Lesson 5: Extending Your Agents 🔗 ↑ TOC

In this final lesson, you'll learn how to create custom skills, implement complex conversation flows, manage state between interactions, and integrate with external services. These advanced techniques will help you build sophisticated, production-ready agents.

Table of Contents 🔗 ↑ TOC

  1. Creating Custom Skills
  2. State Management
  3. Complex Conversation Flows
  4. External Service Integration
  5. Custom Voice Personas
  6. Advanced Prompt Engineering
  7. Common Patterns
  8. Summary

Creating Custom Skills 🔗 ↑ TOC

Skills are reusable modules that add capabilities to agents. They encapsulate functionality, configuration, and dependencies.

Basic Skill Structure 🔗 ↑ TOC

# my_custom_skill.py
from signalwire_agents.skills import SkillBase
from signalwire_agents.core.function_result import SwaigFunctionResult

class WeatherSkill(SkillBase):
    """Skill for weather information"""

    # Required attributes
    SKILL_NAME = "weather"
    SKILL_DESCRIPTION = "Provides weather information and forecasts"
    SKILL_VERSION = "1.0.0"

    # Dependencies
    REQUIRED_PACKAGES = ["aiohttp", "python-dateutil"]
    REQUIRED_ENV_VARS = ["WEATHER_API_KEY"]

    def setup(self) -> bool:
        """Initialize the skill"""
        import os

        # Get API key from environment
        self.api_key = os.environ.get("WEATHER_API_KEY")
        if not self.api_key:
            self.logger.error("WEATHER_API_KEY not set")
            return False

        # Initialize any resources
        self.base_url = "https://api.weather.com/v1"
        return True

    def register_tools(self):
        """Register skill functions with the agent"""

        @self.agent.tool(
            "get_weather",
            description="Get current weather for a location"
        )
        async def get_weather(location: str):
            import aiohttp

            async with aiohttp.ClientSession() as session:
                url = f"{self.base_url}/current"
                params = {"q": location, "key": self.api_key}

                async with session.get(url, params=params) as resp:
                    if resp.status == 200:
                        data = await resp.json()
                        return SwaigFunctionResult(
                            f"Current weather in {location}: "
                            f"{data['temp']}°F, {data['condition']}"
                        )
                    else:
                        return SwaigFunctionResult(
                            f"Could not get weather for {location}",
                            error=True
                        )

        @self.agent.tool(
            "get_forecast",
            description="Get weather forecast"
        )
        async def get_forecast(location: str, days: int = 3):
            # Implementation...
            pass

Using Custom Skills 🔗 ↑ TOC

from signalwire_agents import AgentBase

class WeatherAgent(AgentBase):
    def __init__(self):
        super().__init__(name="Weather Agent", route="/")

        # Add the custom skill
        self.add_skill("weather", {
            "tool_name": "weather_info",
            "api_endpoint": "https://api.weather.com"
        })

        # Or load from a local skill
        self.add_skill("./skills/weather_skill.py")

Skill Configuration 🔗 ↑ TOC

Skills can accept configuration parameters:

# Configure skill with parameters
self.add_skill("database", {
    "connection_string": "postgresql://localhost/mydb",
    "pool_size": 10,
    "timeout": 30
})

# Multiple instances of same skill
self.add_skill("native_vector_search", {
    "tool_name": "search_products",
    "index_file": "products.swsearch"
})

self.add_skill("native_vector_search", {
    "tool_name": "search_docs",
    "index_file": "documentation.swsearch"
})

State Management 🔗 ↑ TOC

Managing state allows agents to remember information across conversations and interactions.
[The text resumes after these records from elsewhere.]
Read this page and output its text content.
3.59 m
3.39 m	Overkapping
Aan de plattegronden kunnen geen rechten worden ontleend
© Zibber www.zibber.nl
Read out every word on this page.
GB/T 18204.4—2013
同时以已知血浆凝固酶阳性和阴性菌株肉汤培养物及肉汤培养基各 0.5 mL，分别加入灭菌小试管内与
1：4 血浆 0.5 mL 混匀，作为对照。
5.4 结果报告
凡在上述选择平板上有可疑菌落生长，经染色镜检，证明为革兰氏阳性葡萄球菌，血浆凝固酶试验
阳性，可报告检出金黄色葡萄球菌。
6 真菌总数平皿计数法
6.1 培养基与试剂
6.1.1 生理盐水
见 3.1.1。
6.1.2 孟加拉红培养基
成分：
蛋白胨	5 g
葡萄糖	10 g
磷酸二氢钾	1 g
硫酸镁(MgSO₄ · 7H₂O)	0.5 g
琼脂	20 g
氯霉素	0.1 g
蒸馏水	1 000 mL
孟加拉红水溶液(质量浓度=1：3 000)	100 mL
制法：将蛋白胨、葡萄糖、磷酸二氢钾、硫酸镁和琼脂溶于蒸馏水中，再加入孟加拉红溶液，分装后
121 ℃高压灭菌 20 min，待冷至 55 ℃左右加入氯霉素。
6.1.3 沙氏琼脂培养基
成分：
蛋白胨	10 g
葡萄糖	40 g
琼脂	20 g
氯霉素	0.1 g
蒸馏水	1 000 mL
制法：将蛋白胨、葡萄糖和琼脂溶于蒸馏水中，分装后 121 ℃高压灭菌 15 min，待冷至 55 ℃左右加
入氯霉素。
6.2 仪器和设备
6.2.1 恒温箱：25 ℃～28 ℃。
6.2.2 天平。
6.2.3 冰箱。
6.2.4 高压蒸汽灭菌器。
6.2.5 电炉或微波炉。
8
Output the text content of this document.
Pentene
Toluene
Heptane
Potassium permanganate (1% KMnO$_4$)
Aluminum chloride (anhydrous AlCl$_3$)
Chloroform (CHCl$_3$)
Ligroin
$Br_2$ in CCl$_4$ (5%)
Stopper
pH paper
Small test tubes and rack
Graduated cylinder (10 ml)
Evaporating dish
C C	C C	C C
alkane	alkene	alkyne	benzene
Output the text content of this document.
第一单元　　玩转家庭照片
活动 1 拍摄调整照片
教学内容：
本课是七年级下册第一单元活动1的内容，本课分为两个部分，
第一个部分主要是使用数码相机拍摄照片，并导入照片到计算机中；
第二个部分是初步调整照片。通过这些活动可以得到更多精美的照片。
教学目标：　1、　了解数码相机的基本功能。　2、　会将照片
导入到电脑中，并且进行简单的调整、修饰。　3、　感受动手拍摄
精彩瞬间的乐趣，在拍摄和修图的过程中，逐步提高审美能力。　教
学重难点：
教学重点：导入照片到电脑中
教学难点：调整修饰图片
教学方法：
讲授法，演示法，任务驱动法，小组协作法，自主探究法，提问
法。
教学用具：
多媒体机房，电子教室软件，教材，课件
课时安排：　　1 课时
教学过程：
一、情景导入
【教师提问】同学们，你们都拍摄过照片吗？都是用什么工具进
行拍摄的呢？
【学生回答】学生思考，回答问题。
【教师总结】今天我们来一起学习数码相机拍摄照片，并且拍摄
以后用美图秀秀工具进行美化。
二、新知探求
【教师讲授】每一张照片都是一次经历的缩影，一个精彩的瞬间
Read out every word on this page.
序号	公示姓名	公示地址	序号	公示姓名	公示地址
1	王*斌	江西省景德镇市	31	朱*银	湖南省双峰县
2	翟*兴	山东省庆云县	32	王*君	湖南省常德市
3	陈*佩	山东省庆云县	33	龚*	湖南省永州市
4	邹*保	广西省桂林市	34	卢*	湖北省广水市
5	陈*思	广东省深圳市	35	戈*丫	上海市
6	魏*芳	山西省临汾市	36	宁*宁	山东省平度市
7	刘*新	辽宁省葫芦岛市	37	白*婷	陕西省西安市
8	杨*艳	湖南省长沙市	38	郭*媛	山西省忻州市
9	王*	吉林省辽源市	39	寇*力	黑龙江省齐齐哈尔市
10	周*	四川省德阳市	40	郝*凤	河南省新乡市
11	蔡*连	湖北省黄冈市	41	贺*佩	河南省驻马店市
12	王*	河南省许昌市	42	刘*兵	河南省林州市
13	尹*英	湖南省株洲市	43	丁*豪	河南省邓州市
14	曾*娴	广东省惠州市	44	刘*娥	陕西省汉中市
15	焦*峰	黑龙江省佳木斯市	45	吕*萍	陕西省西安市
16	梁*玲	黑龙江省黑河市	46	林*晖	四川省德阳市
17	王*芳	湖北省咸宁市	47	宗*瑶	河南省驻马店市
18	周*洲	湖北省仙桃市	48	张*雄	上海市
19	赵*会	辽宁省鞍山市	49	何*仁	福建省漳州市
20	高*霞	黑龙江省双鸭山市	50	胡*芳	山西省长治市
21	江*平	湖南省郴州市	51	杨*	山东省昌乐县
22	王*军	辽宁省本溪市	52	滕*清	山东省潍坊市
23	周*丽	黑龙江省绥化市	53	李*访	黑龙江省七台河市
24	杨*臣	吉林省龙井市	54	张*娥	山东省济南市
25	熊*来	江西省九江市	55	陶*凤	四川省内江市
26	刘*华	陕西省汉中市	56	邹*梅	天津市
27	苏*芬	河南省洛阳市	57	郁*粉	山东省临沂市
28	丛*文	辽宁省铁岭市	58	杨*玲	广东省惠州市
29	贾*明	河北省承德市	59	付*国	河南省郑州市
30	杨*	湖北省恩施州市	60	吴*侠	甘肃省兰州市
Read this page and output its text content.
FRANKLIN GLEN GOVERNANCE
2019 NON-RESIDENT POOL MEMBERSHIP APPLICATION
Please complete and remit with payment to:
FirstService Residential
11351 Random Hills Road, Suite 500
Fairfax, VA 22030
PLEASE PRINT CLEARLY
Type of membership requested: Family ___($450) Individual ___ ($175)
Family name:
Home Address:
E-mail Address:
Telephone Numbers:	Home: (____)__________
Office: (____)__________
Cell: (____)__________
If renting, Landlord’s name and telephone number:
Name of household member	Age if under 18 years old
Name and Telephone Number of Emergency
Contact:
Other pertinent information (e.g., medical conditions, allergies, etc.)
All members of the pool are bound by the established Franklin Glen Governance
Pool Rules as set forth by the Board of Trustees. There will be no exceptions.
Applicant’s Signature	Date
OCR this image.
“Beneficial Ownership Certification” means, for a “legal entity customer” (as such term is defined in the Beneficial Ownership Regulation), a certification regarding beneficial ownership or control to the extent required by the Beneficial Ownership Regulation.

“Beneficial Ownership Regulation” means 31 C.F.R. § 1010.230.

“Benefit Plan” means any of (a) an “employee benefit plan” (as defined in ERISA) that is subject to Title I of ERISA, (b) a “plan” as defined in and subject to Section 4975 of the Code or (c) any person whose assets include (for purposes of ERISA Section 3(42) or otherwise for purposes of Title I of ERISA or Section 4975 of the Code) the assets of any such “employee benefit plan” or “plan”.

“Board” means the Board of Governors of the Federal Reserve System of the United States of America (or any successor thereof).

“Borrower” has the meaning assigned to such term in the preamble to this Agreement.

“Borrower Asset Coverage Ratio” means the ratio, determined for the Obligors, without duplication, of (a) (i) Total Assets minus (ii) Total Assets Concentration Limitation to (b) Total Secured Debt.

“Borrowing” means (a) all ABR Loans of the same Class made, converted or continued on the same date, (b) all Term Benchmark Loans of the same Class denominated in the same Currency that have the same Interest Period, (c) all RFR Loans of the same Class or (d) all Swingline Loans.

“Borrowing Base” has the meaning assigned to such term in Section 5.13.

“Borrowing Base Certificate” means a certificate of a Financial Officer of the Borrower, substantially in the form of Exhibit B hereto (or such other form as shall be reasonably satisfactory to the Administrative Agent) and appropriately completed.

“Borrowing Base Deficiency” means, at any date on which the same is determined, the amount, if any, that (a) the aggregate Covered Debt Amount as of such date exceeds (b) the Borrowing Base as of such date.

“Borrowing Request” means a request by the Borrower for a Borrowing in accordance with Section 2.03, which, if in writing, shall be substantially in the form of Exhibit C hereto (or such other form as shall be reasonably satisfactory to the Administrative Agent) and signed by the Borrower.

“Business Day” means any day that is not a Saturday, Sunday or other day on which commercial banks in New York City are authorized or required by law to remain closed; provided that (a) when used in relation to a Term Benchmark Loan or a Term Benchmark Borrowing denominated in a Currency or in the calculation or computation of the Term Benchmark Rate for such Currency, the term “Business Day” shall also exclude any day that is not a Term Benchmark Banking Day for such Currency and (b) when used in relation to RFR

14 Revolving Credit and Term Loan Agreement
Session-Based State 🔗 ↑ TOC

from signalwire_agents.core.session_manager import SessionManager

class StatefulAgent(AgentBase):
    def __init__(self):
        super().__init__(name="Stateful Agent", route="/")

        # Initialize session manager
        self.session_manager = SessionManager()

        @self.tool("remember_preference", description="Remember user preference")
        async def remember_preference(session_id: str, key: str, value: str):
            # Store in session
            session = self.session_manager.get_or_create(session_id)
            session[key] = value

            return SwaigFunctionResult(f"I'll remember that your {key} is {value}")

        @self.tool("recall_preference", description="Recall user preference")
        async def recall_preference(session_id: str, key: str):
            session = self.session_manager.get(session_id)

            if session and key in session:
                value = session[key]
                return SwaigFunctionResult(f"Your {key} is {value}")
            else:
                return SwaigFunctionResult(f"I don't have your {key} on record")

Persistent State with Database 🔗 ↑ TOC

import asyncpg
from datetime import datetime

class PersistentAgent(AgentBase):
    def __init__(self):
        super().__init__(name="Persistent Agent", route="/")
        self.db_pool = None

    async def initialize(self):
        """Initialize database connection pool"""
        self.db_pool = await asyncpg.create_pool(
            "postgresql://localhost/agent_db",
            min_size=5,
            max_size=20
        )

    @self.tool("save_interaction", description="Save interaction to database")
    async def save_interaction(
        customer_id: str,
        interaction_type: str,
        details: str
    ):
        async with self.db_pool.acquire() as conn:
            await conn.execute("""
                INSERT INTO interactions 
                (customer_id, type, details, timestamp)
                VALUES ($1, $2, $3, $4)
            """, customer_id, interaction_type, details, datetime.now())

        return SwaigFunctionResult("Interaction saved successfully")

    @self.tool("get_history", description="Get customer interaction history")
    async def get_history(customer_id: str, limit: int = 5):
        async with self.db_pool.acquire() as conn:
            rows = await conn.fetch("""
                SELECT type, details, timestamp
                FROM interactions
                WHERE customer_id = $1
                ORDER BY timestamp DESC
                LIMIT $2
            """, customer_id, limit)

        if rows:
            history = "\n".join([
                f"- {row['type']} on {row['timestamp']}: {row['details']}"
                for row in rows
            ])
            return SwaigFunctionResult(f"Previous interactions:\n{history}")
        else:
            return SwaigFunctionResult("No previous interactions found")

Global Data Between Contexts 🔗 ↑ TOC

# Setting global data that persists across contexts
@self.tool("set_customer_data", description="Store customer data globally")
async def set_customer_data(key: str, value: str):
    result = SwaigFunctionResult(f"Stored {key}")
    result.add_action("set_global_data", {
        f"customer_{key}": value
    })
    return result

# Accessing global data in prompts
self.prompt_add_section(
    "Customer Context",
    body="Customer information: ${customer_name}, ${customer_email}"
)

Complex Conversation Flows 🔗 ↑ TOC

Multi-Step Workflows 🔗 ↑ TOC

class WorkflowAgent(AgentBase):
    def __init__(self):
        super().__init__(name="Workflow Agent", route="/")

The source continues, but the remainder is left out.